Le gouvernement du Pérou a lancé l’idée de rétrécir de 42% le parc national de Nazca. Une nouvelle très mal accueillie parmi les archéologues et les défenseurs de l’environnement.
Un site historique est en danger. Le site énigmatique de Nazca, connu pour ses lignes visibles depuis les airs, est en passe d’être largement rétréci par le gouvernement péruvien. Une décision qui pourrait causer «de sérieux risques et des dommages collatéraux» importants sur le site.
L’avocat péruvien spécialisé du droit environnemental, César Ipenza, a déjà confirmé que la décision du gouvernement de réduire le site de plus de 1.000 hectares avait été actée, alors que l’UNESCO a expliqué ne pas encore avoir été averti d’une telle mesure. «C’est un affaiblissement à la fois de nos protections environnementales et culturelles», a souligné l’avocat. «L’Etat devrait tenir ses engagements et ses responsabilités et ne pas céder aux intérêts privés», reprend-il.
«L’extraction minière est une activité présente dans cette zone»
Selon des sources proches du dossier, la réduction de l’aire du site serait plus importante : de 5.600 km2, il passerait à 3.200 km2, soit une réduction de 2.400 km2. Le ministre de la culture péruvien a refusé de répondre aux sollicitations de la presse mais a confirmé que préserver le site culturel était sa priorité.
Pourtant, Fabricio Valencia, ministre de la culture, a lui-même avoué ne pas être sans savoir que des activités minières existaient au sein du site : «Malheureusement, l’extraction minière est une activité présente dans cette zone, mais la mesure que nous avons prise ne signifie pas qu’elle sera encouragée». Au contraire, il a argumenté que la réduction de la taille du site était justifiée par des travaux archéologiques, qui ont mieux délimité la zone d’intérêt de Nazca.
«La réduction du site ne provoquerait pas uniquement une réduction des protections mais cela entraînera de sérieux risques et des dommages collatéraux», explique Mariano Castro, ancien ministre de l’environnement du Pérou.

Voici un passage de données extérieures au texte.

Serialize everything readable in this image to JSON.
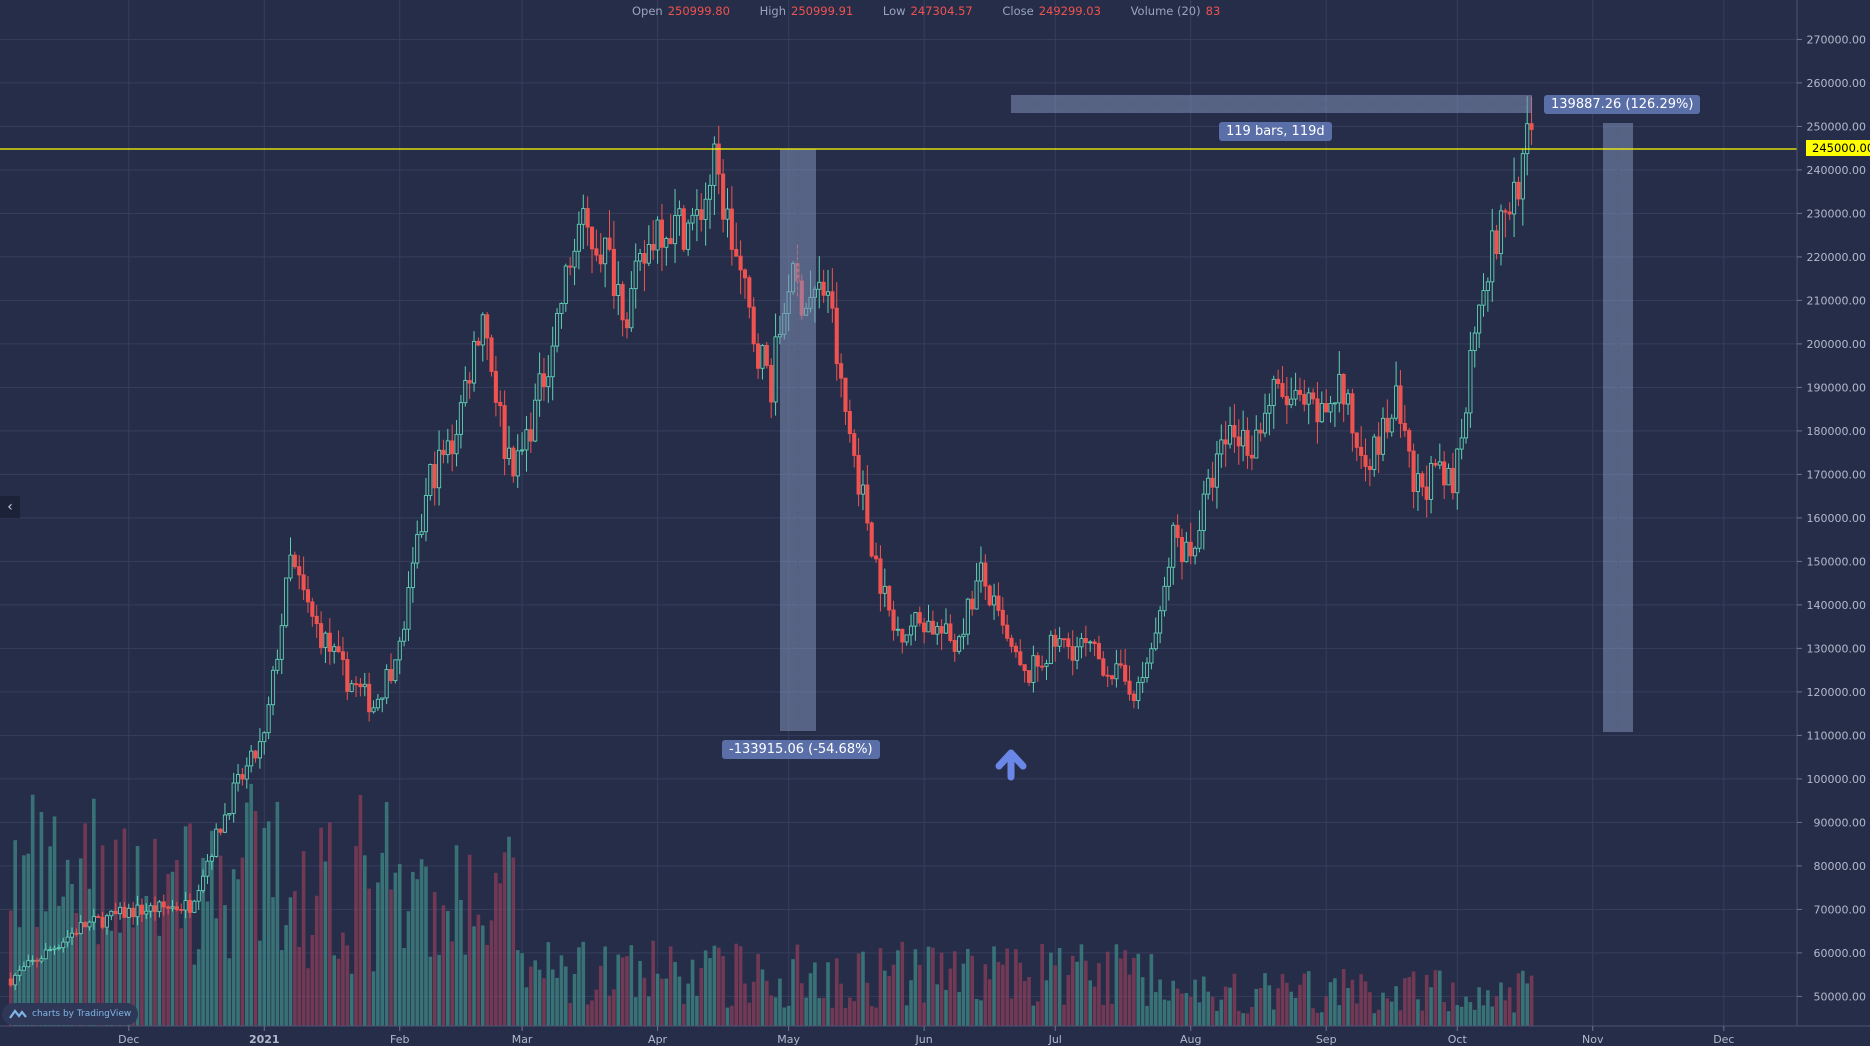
{
  "legend": {
    "open_label": "Open",
    "open": "250999.80",
    "high_label": "High",
    "high": "250999.91",
    "low_label": "Low",
    "low": "247304.57",
    "close_label": "Close",
    "close": "249299.03",
    "volume_label": "Volume (20)",
    "volume": "83"
  },
  "annotations": {
    "drawdown": "-133915.06 (-54.68%)",
    "bars": "119 bars, 119d",
    "rise": "139887.26 (126.29%)",
    "current_price": "245000.00"
  },
  "logo_text": "charts by TradingView",
  "colors": {
    "background": "#262d48",
    "up": "#5fd0b5",
    "down": "#ef5350",
    "horizontal_line": "#ffff00",
    "arrow": "#6a87e8",
    "measure_box": "#8090b8"
  },
  "icons": [
    "chevron-left-icon",
    "tradingview-logo-icon",
    "arrow-up-icon"
  ],
  "chart_data": {
    "type": "candlestick",
    "title": "",
    "y_ticks": [
      "270000.00",
      "260000.00",
      "250000.00",
      "240000.00",
      "230000.00",
      "220000.00",
      "210000.00",
      "200000.00",
      "190000.00",
      "180000.00",
      "170000.00",
      "160000.00",
      "150000.00",
      "140000.00",
      "130000.00",
      "120000.00",
      "110000.00",
      "100000.00",
      "90000.00",
      "80000.00",
      "70000.00",
      "60000.00",
      "50000.00"
    ],
    "ylim": [
      45000,
      275000
    ],
    "x_ticks": [
      [
        "Dec",
        "2020-12-01"
      ],
      [
        "2021",
        "2021-01-01"
      ],
      [
        "Feb",
        "2021-02-01"
      ],
      [
        "Mar",
        "2021-03-01"
      ],
      [
        "Apr",
        "2021-04-01"
      ],
      [
        "May",
        "2021-05-01"
      ],
      [
        "Jun",
        "2021-06-01"
      ],
      [
        "Jul",
        "2021-07-01"
      ],
      [
        "Aug",
        "2021-08-01"
      ],
      [
        "Sep",
        "2021-09-01"
      ],
      [
        "Oct",
        "2021-10-01"
      ],
      [
        "Nov",
        "2021-11-01"
      ],
      [
        "Dec",
        "2021-12-01"
      ]
    ],
    "horizontal_line": 245000,
    "approx_closes": [
      [
        "2020-11-04",
        54000
      ],
      [
        "2020-11-20",
        66000
      ],
      [
        "2020-12-01",
        69500
      ],
      [
        "2020-12-15",
        71000
      ],
      [
        "2020-12-25",
        97000
      ],
      [
        "2021-01-01",
        109000
      ],
      [
        "2021-01-07",
        150000
      ],
      [
        "2021-01-12",
        136600
      ],
      [
        "2021-01-20",
        123000
      ],
      [
        "2021-01-26",
        117000
      ],
      [
        "2021-02-01",
        130000
      ],
      [
        "2021-02-08",
        169500
      ],
      [
        "2021-02-13",
        177000
      ],
      [
        "2021-02-20",
        208000
      ],
      [
        "2021-02-25",
        177000
      ],
      [
        "2021-02-28",
        172000
      ],
      [
        "2021-03-05",
        188600
      ],
      [
        "2021-03-10",
        210000
      ],
      [
        "2021-03-14",
        227000
      ],
      [
        "2021-03-20",
        221500
      ],
      [
        "2021-03-25",
        208000
      ],
      [
        "2021-04-01",
        228000
      ],
      [
        "2021-04-05",
        227000
      ],
      [
        "2021-04-10",
        228000
      ],
      [
        "2021-04-14",
        240700
      ],
      [
        "2021-04-18",
        224000
      ],
      [
        "2021-04-23",
        202000
      ],
      [
        "2021-04-27",
        191000
      ],
      [
        "2021-05-01",
        215000
      ],
      [
        "2021-05-05",
        210000
      ],
      [
        "2021-05-10",
        213000
      ],
      [
        "2021-05-13",
        189000
      ],
      [
        "2021-05-17",
        169500
      ],
      [
        "2021-05-21",
        150000
      ],
      [
        "2021-05-25",
        134000
      ],
      [
        "2021-06-01",
        136600
      ],
      [
        "2021-06-08",
        131000
      ],
      [
        "2021-06-14",
        147000
      ],
      [
        "2021-06-20",
        131000
      ],
      [
        "2021-06-24",
        123000
      ],
      [
        "2021-07-01",
        131000
      ],
      [
        "2021-07-08",
        130000
      ],
      [
        "2021-07-15",
        124000
      ],
      [
        "2021-07-20",
        120000
      ],
      [
        "2021-07-25",
        136600
      ],
      [
        "2021-07-28",
        155800
      ],
      [
        "2021-08-01",
        151700
      ],
      [
        "2021-08-06",
        169500
      ],
      [
        "2021-08-10",
        180400
      ],
      [
        "2021-08-15",
        177000
      ],
      [
        "2021-08-20",
        188600
      ],
      [
        "2021-08-25",
        186000
      ],
      [
        "2021-08-31",
        183000
      ],
      [
        "2021-09-04",
        191000
      ],
      [
        "2021-09-08",
        177000
      ],
      [
        "2021-09-12",
        175000
      ],
      [
        "2021-09-17",
        186000
      ],
      [
        "2021-09-21",
        166700
      ],
      [
        "2021-09-26",
        169500
      ],
      [
        "2021-09-30",
        166700
      ],
      [
        "2021-10-03",
        188600
      ],
      [
        "2021-10-06",
        213000
      ],
      [
        "2021-10-10",
        224000
      ],
      [
        "2021-10-13",
        232500
      ],
      [
        "2021-10-16",
        240700
      ],
      [
        "2021-10-18",
        249299
      ]
    ]
  }
}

L’ancien ministre a expliqué que les agents de sécurité et les archéologues sur place sont déjà limités par les activités minières en cours. Une tendance que Mariano Castro décrit, non sans critiquer le gouvernement en place : «Cette affaire est rendue d’autant plus difficile qu’elle est cumulée à l’incapacité du ministre de la culture péruvien de considérer les impacts des douzaines ou des centaines d’opérations minières menées sur dans des zones archéologiques.»
Pour de nombreux spécialistes locaux, cette affaire symbolise une tendance de plus en plus importante qui consiste à offrir aux acteurs privés certains terrains protégés.
Actuellement, le site de Nazca, situé dans le sud du Pérou, s’étend sur une surface équivalente à 1.400 terrains de football. Il a été inscrit au patrimoine mondial de l’UNESCO en 1994.